Comment sa vie a-t-elle pu lui échapper à ce point ?
Devenue mère au foyer à la naissance de ses enfants, Megg fait face aujourd'hui à une ado en crise qu'elle ne reconnaît plus.
Son mari ne se préoccupe guère des tâches quotidiennes.
Et puis il y a eu le coup de grâce, cette saleté d'infarctus qui a fauché sa mère avant l'heure.
Tandis qu'elle se résout à vider la maison de son enfance, Megg déniche une pellicule photo qui l'intrigue, et décide de la faire développer. Rien ne pouvait la préparer à la série de clichés qu'elle découvre alors… Une révélation qui bouleversera sa vie. Partie sur les traces d'un passé maternel dont elle ignore tout, Megg ne se doute pas que c'est son avenir qu'elle est en train de reprendre en main.
La lumière était si parfaite est un joli roman feel-good.
L'histoire n'est pas originale mais ça fonctionne parfaitement grâce à un personnage principal très attachant.
Megg est une femme de presque 40 ans à laquelle on peut facilement s'identifier. Elle est mariée depuis de nombreuses années, a une fille de 16 ans qui grandit et donc, logiquement, s'éloigne d'elle. Heureusement son fils n'est pas encore un ado, et il l'aide toujours de l'amour inconditionnel d'un petit garçon envers sa maman.

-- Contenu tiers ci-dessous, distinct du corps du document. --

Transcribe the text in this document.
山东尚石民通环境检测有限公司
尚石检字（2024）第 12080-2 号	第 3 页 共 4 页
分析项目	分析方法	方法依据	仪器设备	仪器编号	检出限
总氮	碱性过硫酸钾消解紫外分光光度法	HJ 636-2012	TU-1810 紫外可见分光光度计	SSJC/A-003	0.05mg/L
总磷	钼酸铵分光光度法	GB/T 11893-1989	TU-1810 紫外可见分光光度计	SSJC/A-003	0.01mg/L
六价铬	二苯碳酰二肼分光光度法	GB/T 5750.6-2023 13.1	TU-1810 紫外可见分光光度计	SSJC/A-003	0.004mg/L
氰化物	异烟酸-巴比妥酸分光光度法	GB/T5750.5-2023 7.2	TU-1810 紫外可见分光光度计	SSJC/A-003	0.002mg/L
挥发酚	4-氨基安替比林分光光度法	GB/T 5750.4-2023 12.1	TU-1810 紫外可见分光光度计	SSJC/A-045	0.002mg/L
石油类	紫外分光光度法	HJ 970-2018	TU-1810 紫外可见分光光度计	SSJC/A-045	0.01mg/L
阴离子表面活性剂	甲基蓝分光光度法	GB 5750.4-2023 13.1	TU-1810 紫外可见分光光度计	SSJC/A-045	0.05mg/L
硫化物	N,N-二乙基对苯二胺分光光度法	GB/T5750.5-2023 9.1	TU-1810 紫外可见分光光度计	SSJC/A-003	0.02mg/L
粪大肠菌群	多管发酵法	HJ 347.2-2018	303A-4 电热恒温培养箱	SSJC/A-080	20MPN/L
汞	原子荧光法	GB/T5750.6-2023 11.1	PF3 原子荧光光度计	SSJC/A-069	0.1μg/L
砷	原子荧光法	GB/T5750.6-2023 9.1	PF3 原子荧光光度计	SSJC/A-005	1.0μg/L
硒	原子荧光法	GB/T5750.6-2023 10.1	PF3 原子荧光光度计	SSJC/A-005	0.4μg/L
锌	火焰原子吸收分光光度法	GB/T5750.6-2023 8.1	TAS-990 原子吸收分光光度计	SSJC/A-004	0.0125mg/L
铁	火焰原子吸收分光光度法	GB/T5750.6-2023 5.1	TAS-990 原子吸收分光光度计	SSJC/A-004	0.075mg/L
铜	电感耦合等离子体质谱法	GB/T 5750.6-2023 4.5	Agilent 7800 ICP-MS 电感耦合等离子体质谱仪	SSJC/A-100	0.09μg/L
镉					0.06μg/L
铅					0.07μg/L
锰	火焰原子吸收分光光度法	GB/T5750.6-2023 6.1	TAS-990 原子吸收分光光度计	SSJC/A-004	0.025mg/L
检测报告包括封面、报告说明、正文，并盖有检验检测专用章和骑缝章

Stephane, son mari, est gentil mais il travaille beaucoup et ne comprend pas qu'une charge mentale de plus en plus lourde repose sur les épaules de son épouse. Surtout que celle-ci a perdue sa maman six mois auparavant, d'un infarctus alors qu'elle était en forme.
Depuis un an, Megg est amie avec Romy une de ses nouvelles voisines, et grâce à l'amitié de celle-ci elle va prendre conscience de certaines choses. de plus, elle va découvrir une pellicule photo avec dessus un contenu inattendu..
Les deux femmes vont partir sur les traces du passé, en compagnie de la fille adolescente de Megg.
J'ai aimé découvrir ses femmes, leur histoire, et j'ai adoré partir avec elle pour un court voyage en Europe. Les descriptions des villes traversées sont très parlantes, cela donne vraiment envie d'y aller, notamment à Milan. C'est frais, facile à lire car l'écriture de Carène Ponte est fluide.
Je n'ai pas eu de coup de coeur mais j'ai passé un bon moment de lecture. Je vous le conseille si vous aimez ce genre.
Ma note : quatre étoiles.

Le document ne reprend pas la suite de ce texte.